Но приезд Прокопа был превыше всяких нелюбовей к его брату. И Ткачук спешил встретиться, махнув рукой на те пересуды, что накличет его незваный приход. Особо интересно: сразу ли Прокоп его признает? Ведь как ни крути, почти сорок годков уплыло…
Но младший Нестеренко подпортил сюрприз – уже в дверях обнародовал Ткачука:
– Вуйко Тодор, заходь!
Ткачук в волненье не различал вокруг лиц, расплывчато видел, что кто-то чужой поднялся от стола, протягивал навстречу руки. Бритое лицо, усы. От рубашки его, от шеи пахло незнакомо и приятно. А по тому, как он привалился к Тодорову плечу, как сильно облапил и не отпускал от себя, Ткачук с закрытыми, уже мокрыми глазами поверил, что это Прокоп.
За столом, кроме хозяев, собралось несколько пришлых родичей.

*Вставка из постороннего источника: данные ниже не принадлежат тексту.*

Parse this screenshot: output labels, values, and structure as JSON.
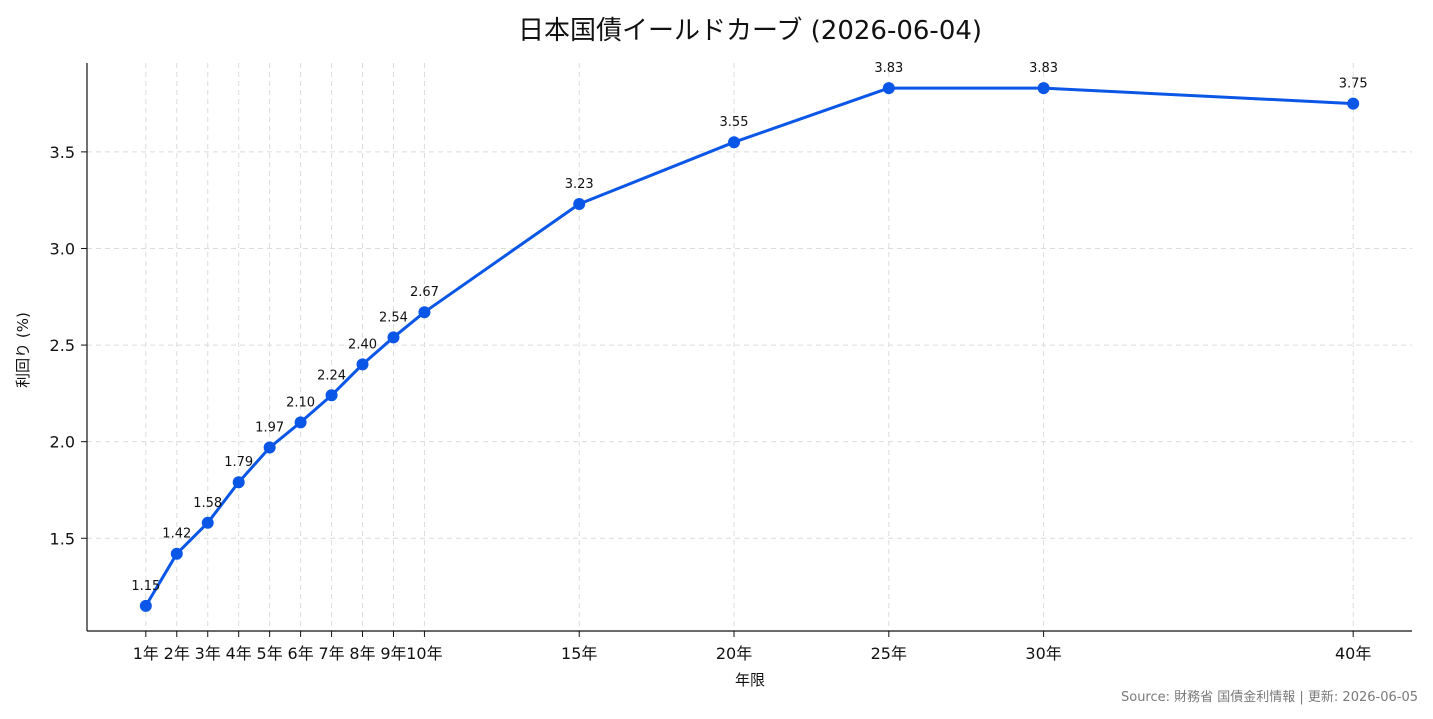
{
  "chart_data": {
    "type": "line",
    "title": "日本国債イールドカーブ (2026-06-04)",
    "xlabel": "年限",
    "ylabel": "利回り (%)",
    "x": [
      1,
      2,
      3,
      4,
      5,
      6,
      7,
      8,
      9,
      10,
      15,
      20,
      25,
      30,
      40
    ],
    "x_tick_labels": [
      "1年",
      "2年",
      "3年",
      "4年",
      "5年",
      "6年",
      "7年",
      "8年",
      "9年",
      "10年",
      "15年",
      "20年",
      "25年",
      "30年",
      "40年"
    ],
    "series": [
      {
        "values": [
          1.15,
          1.42,
          1.58,
          1.79,
          1.97,
          2.1,
          2.24,
          2.4,
          2.54,
          2.67,
          3.23,
          3.55,
          3.83,
          3.83,
          3.75
        ],
        "data_labels": [
          "1.15",
          "1.42",
          "1.58",
          "1.79",
          "1.97",
          "2.10",
          "2.24",
          "2.40",
          "2.54",
          "2.67",
          "3.23",
          "3.55",
          "3.83",
          "3.83",
          "3.75"
        ]
      }
    ],
    "y_ticks": [
      "1.5",
      "2.0",
      "2.5",
      "3.0",
      "3.5"
    ],
    "ylim": [
      1.02,
      3.96
    ],
    "xlim": [
      -0.9,
      41.9
    ],
    "grid": true,
    "line_color": "#0a56e6",
    "source": "Source: 財務省 国債金利情報 | 更新: 2026-06-05"
  }
}
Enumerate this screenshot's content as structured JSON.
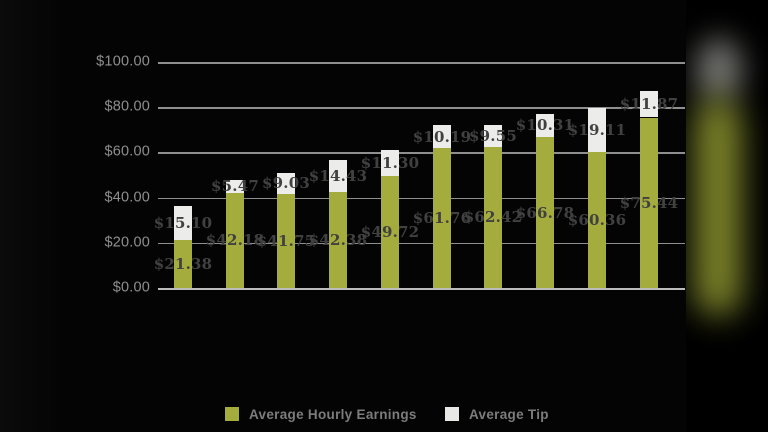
{
  "chart_data": {
    "type": "bar",
    "stacked": true,
    "title": "",
    "grid": true,
    "legend_position": "bottom",
    "bars_count": 10,
    "series": [
      {
        "name": "Average Hourly Earnings",
        "color": "#a3ac3c",
        "values": [
          21.38,
          42.18,
          41.75,
          42.38,
          49.72,
          61.76,
          62.42,
          66.78,
          60.36,
          75.44
        ],
        "labels": [
          "$21.38",
          "$42.18",
          "$41.75",
          "$42.38",
          "$49.72",
          "$61.76",
          "$62.42",
          "$66.78",
          "$60.36",
          "$75.44"
        ]
      },
      {
        "name": "Average Tip",
        "color": "#ececea",
        "values": [
          15.1,
          5.47,
          9.03,
          14.43,
          11.3,
          10.19,
          9.55,
          10.31,
          19.11,
          11.87
        ],
        "labels": [
          "$15.10",
          "$5.47",
          "$9.03",
          "$14.43",
          "$11.30",
          "$10.19",
          "$9.55",
          "$10.31",
          "$19.11",
          "$11.87"
        ]
      }
    ],
    "y_axis": {
      "range": [
        0,
        100
      ],
      "ticks": [
        {
          "value": 0,
          "label": "$0.00"
        },
        {
          "value": 20,
          "label": "$20.00"
        },
        {
          "value": 40,
          "label": "$40.00"
        },
        {
          "value": 60,
          "label": "$60.00"
        },
        {
          "value": 80,
          "label": "$80.00"
        },
        {
          "value": 100,
          "label": "$100.00"
        }
      ]
    },
    "legend": {
      "items": [
        {
          "label": "Average Hourly Earnings",
          "color": "#a3ac3c"
        },
        {
          "label": "Average Tip",
          "color": "#e8e8e6"
        }
      ]
    },
    "colors": {
      "background": "#040404",
      "gridline": "#a8a8a8",
      "axis_tick_text": "#8f8f8f",
      "bar_value_text": "#414141",
      "legend_text": "#7c7c7c"
    }
  }
}
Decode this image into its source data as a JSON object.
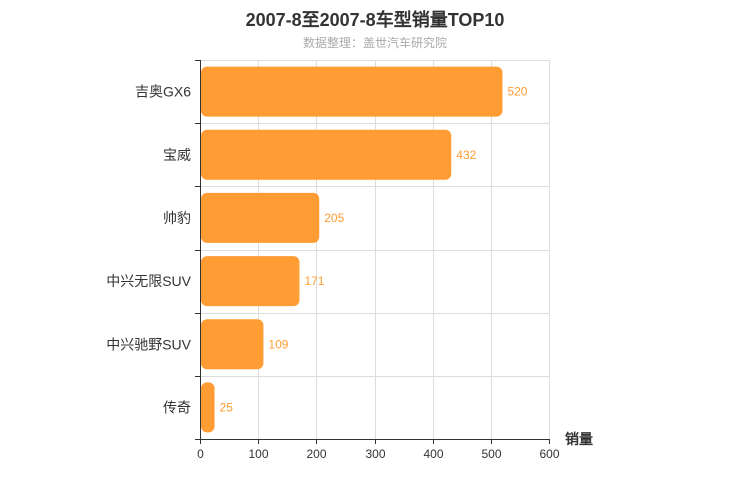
{
  "chart_data": {
    "type": "bar",
    "orientation": "horizontal",
    "title": "2007-8至2007-8车型销量TOP10",
    "subtitle": "数据整理：盖世汽车研究院",
    "categories": [
      "吉奥GX6",
      "宝威",
      "帅豹",
      "中兴无限SUV",
      "中兴驰野SUV",
      "传奇"
    ],
    "values": [
      520,
      432,
      205,
      171,
      109,
      25
    ],
    "xlabel": "销量",
    "ylabel": "",
    "xlim": [
      0,
      600
    ],
    "xticks": [
      "0",
      "100",
      "200",
      "300",
      "400",
      "500",
      "600"
    ],
    "grid": true,
    "data_labels": true,
    "colors": {
      "bar": "#ff9c33",
      "label": "#ff9c33",
      "axis": "#333333",
      "grid": "#dddddd",
      "tick_text": "#333333"
    }
  }
}
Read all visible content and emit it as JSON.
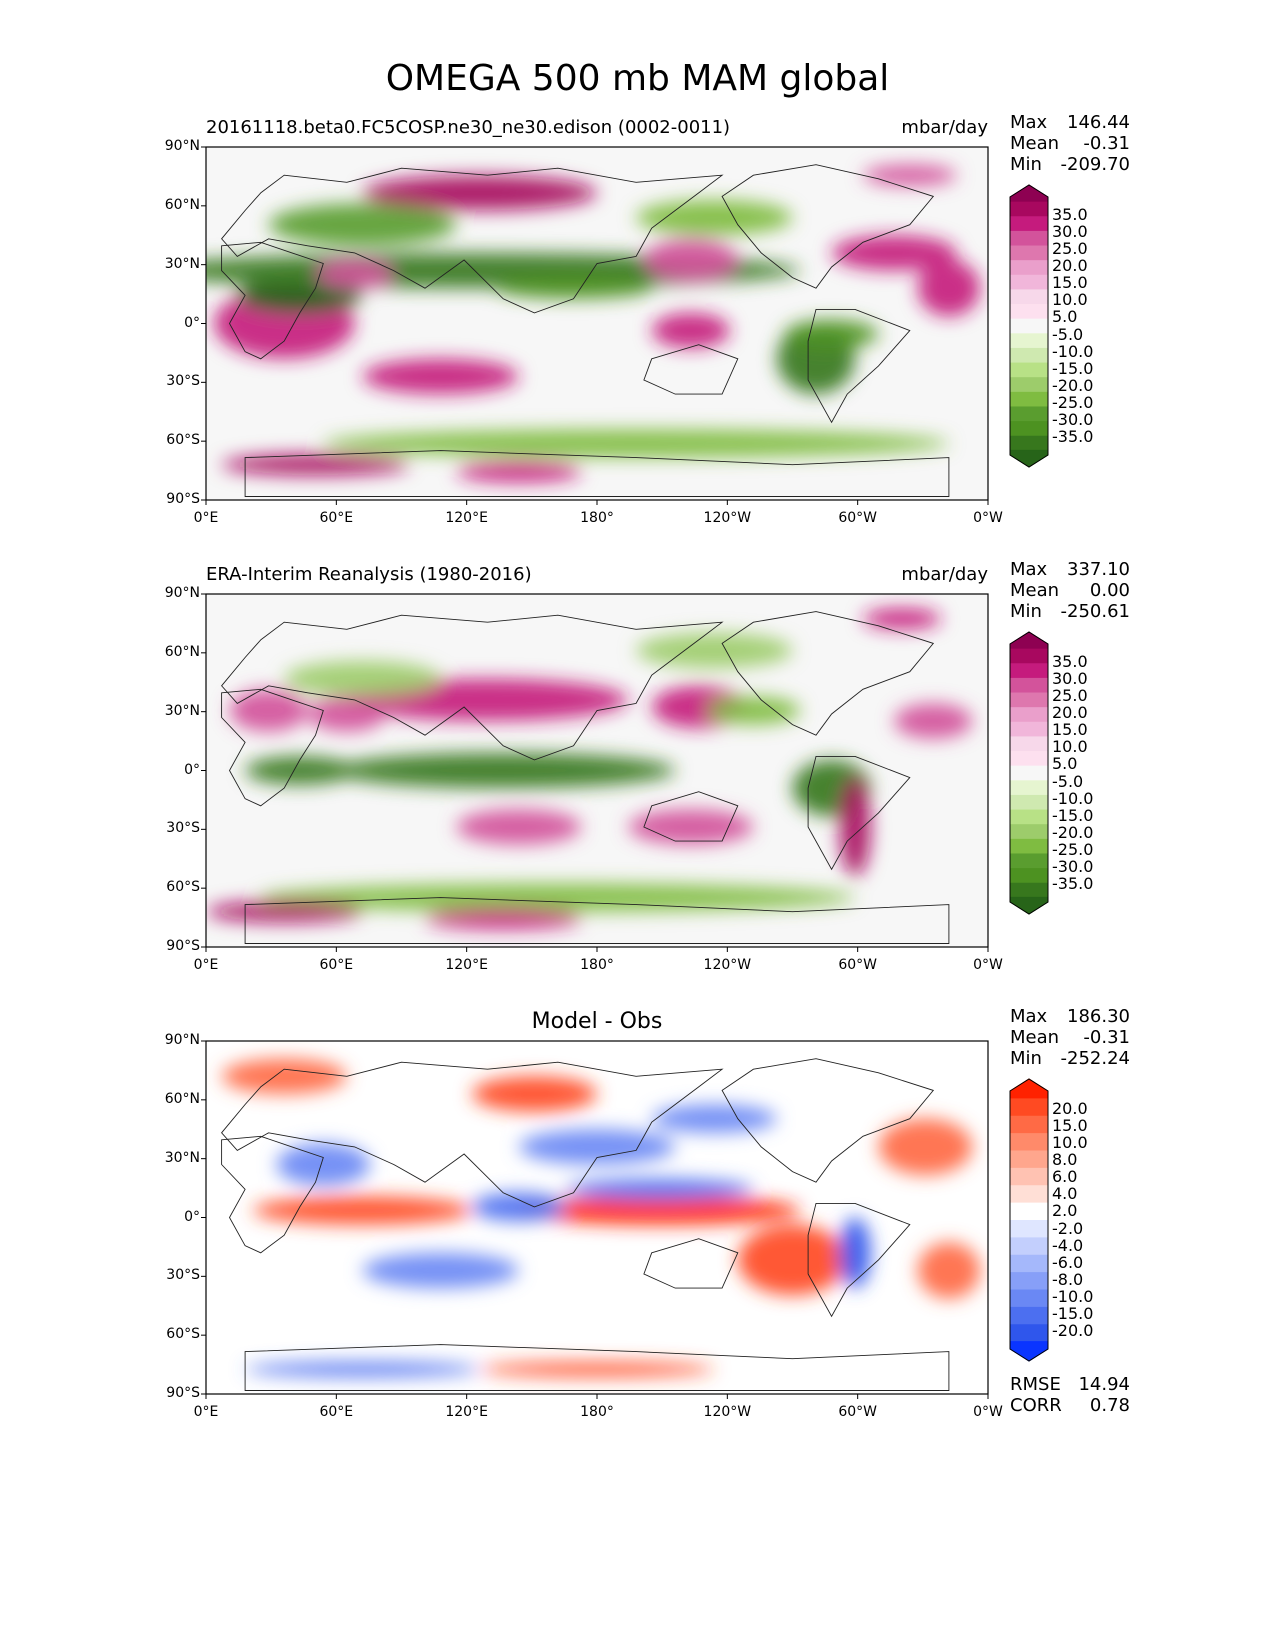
{
  "title": "OMEGA 500 mb MAM global",
  "panels": [
    {
      "id": "model",
      "title_left": "20161118.beta0.FC5COSP.ne30_ne30.edison (0002-0011)",
      "title_center": "",
      "units": "mbar/day",
      "stats": {
        "max_label": "Max",
        "max": "146.44",
        "mean_label": "Mean",
        "mean": "-0.31",
        "min_label": "Min",
        "min": "-209.70"
      },
      "colorbar": {
        "labels": [
          "35.0",
          "30.0",
          "25.0",
          "20.0",
          "15.0",
          "10.0",
          "5.0",
          "-5.0",
          "-10.0",
          "-15.0",
          "-20.0",
          "-25.0",
          "-30.0",
          "-35.0"
        ],
        "colors": [
          "#8e0152",
          "#a8085f",
          "#c51b7d",
          "#d3539b",
          "#de77ae",
          "#ea9fcb",
          "#f1b6da",
          "#f7d8ea",
          "#fde0ef",
          "#f7f7f7",
          "#e6f5d0",
          "#cfe9b0",
          "#b8e186",
          "#9dcc6b",
          "#7fbc41",
          "#5a9d2f",
          "#4d9221",
          "#37771d",
          "#276419"
        ]
      }
    },
    {
      "id": "obs",
      "title_left": "ERA-Interim Reanalysis (1980-2016)",
      "title_center": "",
      "units": "mbar/day",
      "stats": {
        "max_label": "Max",
        "max": "337.10",
        "mean_label": "Mean",
        "mean": "0.00",
        "min_label": "Min",
        "min": "-250.61"
      },
      "colorbar": {
        "labels": [
          "35.0",
          "30.0",
          "25.0",
          "20.0",
          "15.0",
          "10.0",
          "5.0",
          "-5.0",
          "-10.0",
          "-15.0",
          "-20.0",
          "-25.0",
          "-30.0",
          "-35.0"
        ],
        "colors": [
          "#8e0152",
          "#a8085f",
          "#c51b7d",
          "#d3539b",
          "#de77ae",
          "#ea9fcb",
          "#f1b6da",
          "#f7d8ea",
          "#fde0ef",
          "#f7f7f7",
          "#e6f5d0",
          "#cfe9b0",
          "#b8e186",
          "#9dcc6b",
          "#7fbc41",
          "#5a9d2f",
          "#4d9221",
          "#37771d",
          "#276419"
        ]
      }
    },
    {
      "id": "diff",
      "title_left": "",
      "title_center": "Model - Obs",
      "units": "",
      "stats": {
        "max_label": "Max",
        "max": "186.30",
        "mean_label": "Mean",
        "mean": "-0.31",
        "min_label": "Min",
        "min": "-252.24"
      },
      "extra_stats": {
        "rmse_label": "RMSE",
        "rmse": "14.94",
        "corr_label": "CORR",
        "corr": "0.78"
      },
      "colorbar": {
        "labels": [
          "20.0",
          "15.0",
          "10.0",
          "8.0",
          "6.0",
          "4.0",
          "2.0",
          "-2.0",
          "-4.0",
          "-6.0",
          "-8.0",
          "-10.0",
          "-15.0",
          "-20.0"
        ],
        "colors": [
          "#ff2200",
          "#ff4a22",
          "#ff6a45",
          "#ff8a6a",
          "#ffa68d",
          "#ffc2b2",
          "#ffdfd6",
          "#ffffff",
          "#dfe6ff",
          "#c3cffd",
          "#a5b8fb",
          "#879ff8",
          "#6a88f4",
          "#4c6ff0",
          "#2f56ec",
          "#0a35ff"
        ]
      }
    }
  ],
  "lat_labels": [
    "90°N",
    "60°N",
    "30°N",
    "0°",
    "30°S",
    "60°S",
    "90°S"
  ],
  "lon_labels": [
    "0°E",
    "60°E",
    "120°E",
    "180°",
    "120°W",
    "60°W",
    "0°W"
  ]
}
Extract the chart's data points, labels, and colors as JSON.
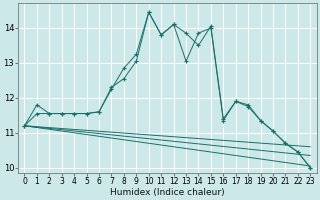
{
  "xlabel": "Humidex (Indice chaleur)",
  "bg_color": "#cce8e8",
  "grid_color": "#ffffff",
  "line_color": "#1a6e6a",
  "xlim": [
    -0.5,
    23.5
  ],
  "ylim": [
    9.85,
    14.7
  ],
  "yticks": [
    10,
    11,
    12,
    13,
    14
  ],
  "xticks": [
    0,
    1,
    2,
    3,
    4,
    5,
    6,
    7,
    8,
    9,
    10,
    11,
    12,
    13,
    14,
    15,
    16,
    17,
    18,
    19,
    20,
    21,
    22,
    23
  ],
  "curve1_x": [
    0,
    1,
    2,
    3,
    4,
    5,
    6,
    7,
    8,
    9,
    10,
    11,
    12,
    13,
    14,
    15,
    16,
    17,
    18,
    19,
    20,
    21,
    22,
    23
  ],
  "curve1_y": [
    11.2,
    11.8,
    11.55,
    11.55,
    11.55,
    11.55,
    11.6,
    12.25,
    12.85,
    13.25,
    14.45,
    13.8,
    14.1,
    13.85,
    13.5,
    14.05,
    11.4,
    11.9,
    11.8,
    11.35,
    11.05,
    10.7,
    10.45,
    10.0
  ],
  "curve2_x": [
    0,
    1,
    2,
    3,
    4,
    5,
    6,
    7,
    8,
    9,
    10,
    11,
    12,
    13,
    14,
    15,
    16,
    17,
    18,
    19,
    20,
    21,
    22,
    23
  ],
  "curve2_y": [
    11.2,
    11.55,
    11.55,
    11.55,
    11.55,
    11.55,
    11.6,
    12.3,
    12.55,
    13.05,
    14.45,
    13.8,
    14.1,
    13.05,
    13.85,
    14.0,
    11.35,
    11.9,
    11.75,
    11.35,
    11.05,
    10.7,
    10.45,
    10.0
  ],
  "line1_x": [
    0,
    23
  ],
  "line1_y": [
    11.2,
    10.05
  ],
  "line2_x": [
    0,
    23
  ],
  "line2_y": [
    11.2,
    10.35
  ],
  "line3_x": [
    0,
    23
  ],
  "line3_y": [
    11.2,
    10.6
  ]
}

Ткачук пристойно поручкался. Сразу наполнили стопки «Столичной», но Ткачук чувствовал, что сжатое горло не примет водку, попросил для начала воды – мелкими глотками опорожнил кружку, дергая кадыком и плеская капли на пиджак.
Потом смущенно переговаривались под взглядами родни, натужно плели беседу, мол, вот и свиделись, приятелек, вот и добре, слава Богу, что так, а сколько прошло, вай-ле, считать устанешь – живой, значит, а куда денешься…
Сидели рядом и, бормоча несвязные речи, привыкали друг к другу. У Прокопа волос на голове еще держался, и глаза по-прежнему цыганской черноты, только лицом стал круглей, в коричневом загаре, и брюшко навыкат.
Ткачук похлопал его по брюху:
– Сытно живешь!
От радости у Прокопа улыбка не сходит, под усами белеют плотные зубы. Да и как не радоваться, когда на ум приходят молодые забавы, всякие прокуды тех давних лет.
– А помнишь, Тодор, в Слободе, как мы их…
– Не. Мои ребра помнят, как они нас!
Прокоп запоздало засмеялся.
Они стали перебирать прежних дружков и соседей. Память вперемешку подсовывала и тех, кто жив, и кто успел помереть по собственной причине, и кому подсобили.
– А где Арон, что лавку держал?
– Его с Брахой немцы стратили. В войну еще.
– Сивый Дорошенко тоже руку приклал… – вмешалась Ганька, но Михайло шикнул:
– Не наше дело.
– Добрые были старики… А ты, вижу, воевал? – Прокоп показал на орденскую планку.
– Он у нас герой! – похвасталась хозяйка, ставя перед Ткачуком тарелку с угощением.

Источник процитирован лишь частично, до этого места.